Professional ratings
Review scores
| Source | Rating |
| Allmusic | link |

==Track listing==
1. "Jagger the Dagger"
  - Contains a sample from:
    - "Jagger the Dagger" performed by Gene McDaniels
2. "Summer in the City"
  - Contains a sample from:
    - "Summer in the City" performed by Quincy Jones feat.

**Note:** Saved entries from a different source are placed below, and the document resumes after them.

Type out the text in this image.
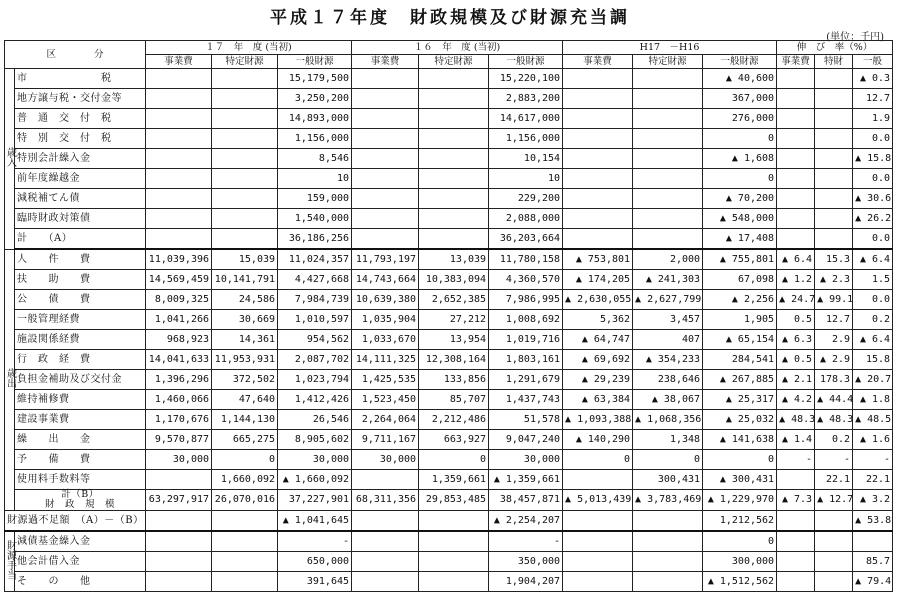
平成１７年度　財政規模及び財源充当調
(単位：千円)
区　　　　分		１７　年　度 (当初)			１６　年　度 (当初)			H17　－H16			伸　び　率（%）		
		事業費	特定財源	一般財源	事業費	特定財源	一般財源	事業費	特定財源	一般財源	事業費	特財	一般

歳
入	市　　　　　　　税			15,179,500			15,220,100			▲ 40,600			▲ 0.3
	地方譲与税・交付金等			3,250,200			2,883,200			367,000			12.7
	普　通　交　付　税			14,893,000			14,617,000			276,000			1.9
	特　別　交　付　税			1,156,000			1,156,000			0			0.0
	特別会計繰入金			8,546			10,154			▲ 1,608			▲ 15.8
	前年度繰越金			10			10			0			0.0
	減税補てん債			159,000			229,200			▲ 70,200			▲ 30.6
	臨時財政対策債			1,540,000			2,088,000			▲ 548,000			▲ 26.2
	計　　（A）			36,186,256			36,203,664			▲ 17,408			0.0

歳
出	人　　件　　費	11,039,396	15,039	11,024,357	11,793,197	13,039	11,780,158	▲ 753,801	2,000	▲ 755,801	▲ 6.4	15.3	▲ 6.4
	扶　　助　　費	14,569,459	10,141,791	4,427,668	14,743,664	10,383,094	4,360,570	▲ 174,205	▲ 241,303	67,098	▲ 1.2	▲ 2.3	1.5
	公　　債　　費	8,009,325	24,586	7,984,739	10,639,380	2,652,385	7,986,995	▲ 2,630,055	▲ 2,627,799	▲ 2,256	▲ 24.7	▲ 99.1	0.0
	一般管理経費	1,041,266	30,669	1,010,597	1,035,904	27,212	1,008,692	5,362	3,457	1,905	0.5	12.7	0.2
	施設関係経費	968,923	14,361	954,562	1,033,670	13,954	1,019,716	▲ 64,747	407	▲ 65,154	▲ 6.3	2.9	▲ 6.4
	行　政　経　費	14,041,633	11,953,931	2,087,702	14,111,325	12,308,164	1,803,161	▲ 69,692	▲ 354,233	284,541	▲ 0.5	▲ 2.9	15.8
	負担金補助及び交付金	1,396,296	372,502	1,023,794	1,425,535	133,856	1,291,679	▲ 29,239	238,646	▲ 267,885	▲ 2.1	178.3	▲ 20.7
	維持補修費	1,460,066	47,640	1,412,426	1,523,450	85,707	1,437,743	▲ 63,384	▲ 38,067	▲ 25,317	▲ 4.2	▲ 44.4	▲ 1.8
	建設事業費	1,170,676	1,144,130	26,546	2,264,064	2,212,486	51,578	▲ 1,093,388	▲ 1,068,356	▲ 25,032	▲ 48.3	▲ 48.3	▲ 48.5
	繰　　出　　金	9,570,877	665,275	8,905,602	9,711,167	663,927	9,047,240	▲ 140,290	1,348	▲ 141,638	▲ 1.4	0.2	▲ 1.6
	予　　備　　費	30,000	0	30,000	30,000	0	30,000	0	0	0	-	-	-
	使用料手数料等		1,660,092	▲ 1,660,092		1,359,661	▲ 1,359,661		300,431	▲ 300,431		22.1	22.1
	計（B）
財　政　規　模	63,297,917	26,070,016	37,227,901	68,311,356	29,853,485	38,457,871	▲ 5,013,439	▲ 3,783,469	▲ 1,229,970	▲ 7.3	▲ 12.7	▲ 3.2
財源過不足額　（A）－（B）				▲ 1,041,645			▲ 2,254,207			1,212,562			▲ 53.8

財
源
手
当	減債基金繰入金			-			-			0			
	他会計借入金			650,000			350,000			300,000			85.7
	そ　　の　　他			391,645			1,904,207			▲ 1,512,562			▲ 79.4
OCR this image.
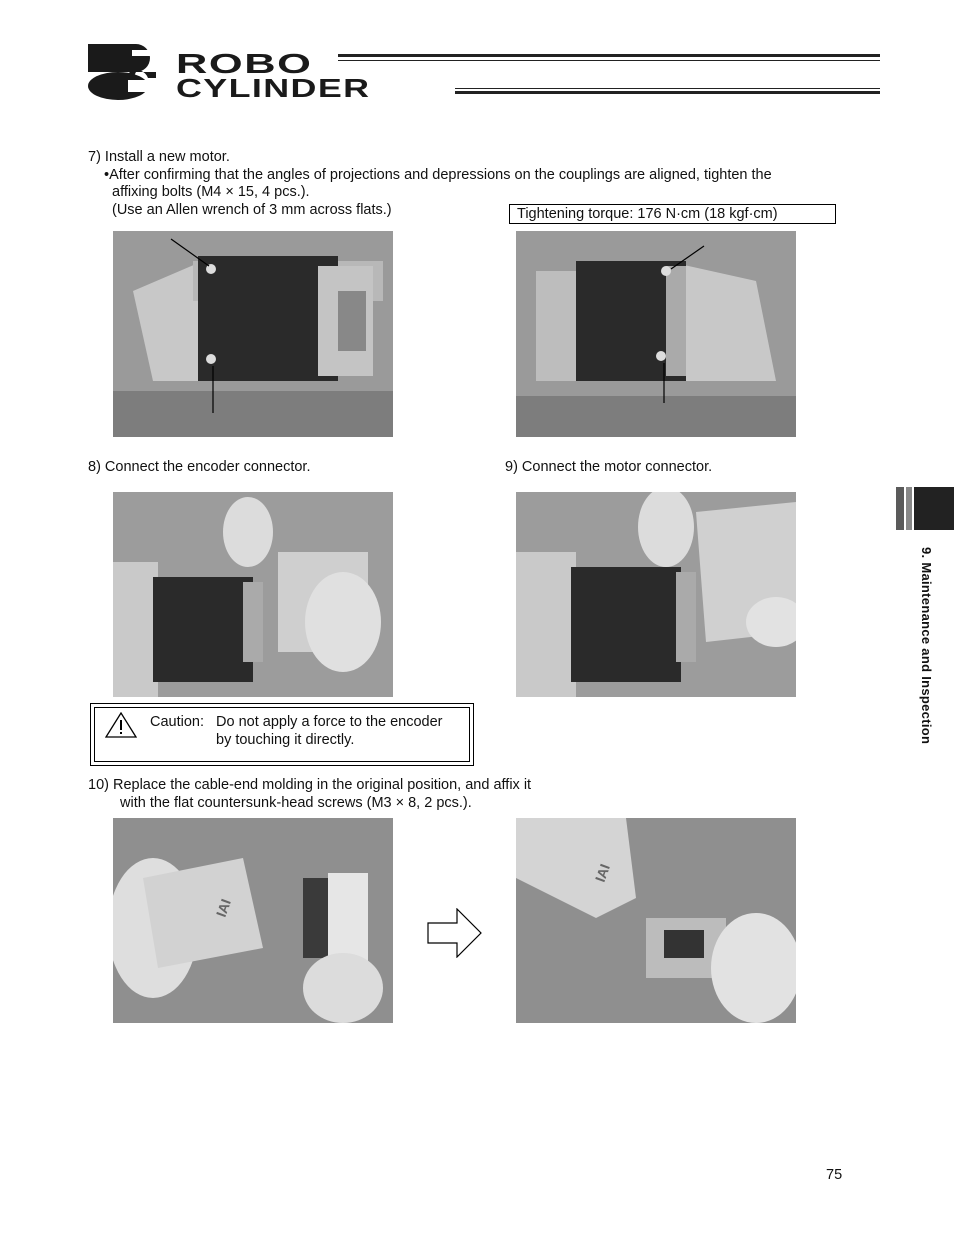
ROBO
CYLINDER
7) Install a new motor.
•After confirming that the angles of projections and depressions on the couplings are aligned, tighten the
affixing bolts (M4 × 15, 4 pcs.).
(Use an Allen wrench of 3 mm across flats.)	Tightening torque: 176 N·cm (18 kgf·cm)
8) Connect the encoder connector.	9) Connect the motor connector.
Caution: Do not apply a force to the encoder
by touching it directly.
10) Replace the cable-end molding in the original position, and affix it
with the flat countersunk-head screws (M3 × 8, 2 pcs.).
IAI
IAI
9. Maintenance and Inspection
75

Valerie Simpson
3. "Bubble Gum"
  - Contains a sample from:
    - "Bubble Gum" performed by The 9th Creation
4. "Crosswind"
  - Contains a sample from:
    - "Crosswind" performed by Billy Cobham
5. "Just Kissed My Baby"
  - Contains a sample from:
    - "Just Kissed My Baby" performed by The Meters
6. "Watermelon Man"
  - Contains a sample from:
    - "Watermelon Man" performed by Johnnie Taylor
7. "Space"
  - Contains a sample from:
    - "Space" performed by Galt MacDermot
8. "[It's Not the Express] It's The J.B.'s Monaurail"
  - Contains a sample from:
    - "[It's Not the Express] It's the J.B.'s Monaurail" performed by The J.B.'s
9. "T.L.C."
  - Contains a sample from:
    - "T.L.C." performed by Average White Band
10. "Funky Drummer"
  - Contains a sample from:
    - "Funky Drummer" performed by James Brown
11. "Crumbs Off The Table"
  - Contains a sample from:
    - "Crumbs Off The Table" performed by Laura Lee
12. "Sister Sanctified"
  - Contains a sample from:
    - "Sister Sanctified" performed by Stanley Turrentine
13. "Hook N' Sling"
  - Contains a sample from:
    - "Hook N' Sling" performed by Eddie Bo
14. "Sing A Simple Song"
  - Contains a sample from:
    - "Sing A Simple Song" performed by Sly & The Family Stone
15. "Sexy Coffee Pot"
  - Contains a sample from:
    - "Sexy Coffee Pot" performed by Tony Alvon & The Belairs
16. "I Got Love"
  - Contains a sample from:
    - "I Got Love" performed by Charles Wright & the Watts 103rd Street Rhythm Band
17. "Baby Don't Cry"
  - Contains a sample from:
    - "Baby Don't Cry" performed by Third Guitar
18. "Inner City Blues"
  - Contains a sample from:
    - "Inner City Blues" performed by Reuben Wilson
19. "Cramp Your Style"
  - Contains a sample from:
    - "Cramp Your Style" performed by All The People
20. "Champ"
  - Contains a sample from:
    - "Champ" performed by the Mohawks
21. "Hot Pants, I'm Comin'"
  - Contains a sample from:
    - "Hot Pants, I'm Comin'" performed by Bobby Byrd
22. "Sad Chicken"
  - Contains a sample from:
    - "Sad Chicken" performed by Leroy & The Drivers
23. "Remember Who You Are"
  - Contains a sample from:
    - "Remember Who You Are" performed by Sly & The Family Stone
24. "Humpty Dump"
  - Contains a sample from:
    - "Humpty Dump" performed by Vibrettes
25. "Burning Spear"
  - Contains a sample from:
    - "Burning Spear" performed by S.O.U.L.
26. "Showbiz Interlude"
27. "Soul Power '74"
  - Contains a sample from:
    - "Soul Power '74" performed by Maceo & The Macks
28. "Getcho Soul Together, Pt. 1"
29. "Getcho Soul Together, Pt. 2"

==Credits==
- Drums: Josh Cohen
- Flute: Double G
- Alto saxophone: Double G
- Tenor saxophone: Double G
- Baritone saxophone: Double G
- Organ: Carlos Guaico
- Fender rhodes: Carlos Guaico
- Bass: Miles Om Tackett
- Violin: Miles Om Tackett, Amir Yaghmai
- Cello: Miles Om Tackett, Amir Yaghmai
- Guitar: Dan Ubick
- Mixing: Miles Om Tackett

== Reception ==

Ron Hart of Billboard gave the album a positive review, saying "As good as it may be, 'Live Mix' is no substitute for the originals. But if you're in search of the best driving music of 2001, peep no further than this right here." Stanton Swihart of Allmusic gave the album 4 stars, saying the album was "A bit rough in spots, but no matter -- funk is supposed to be messy. And this album is funk to the bone."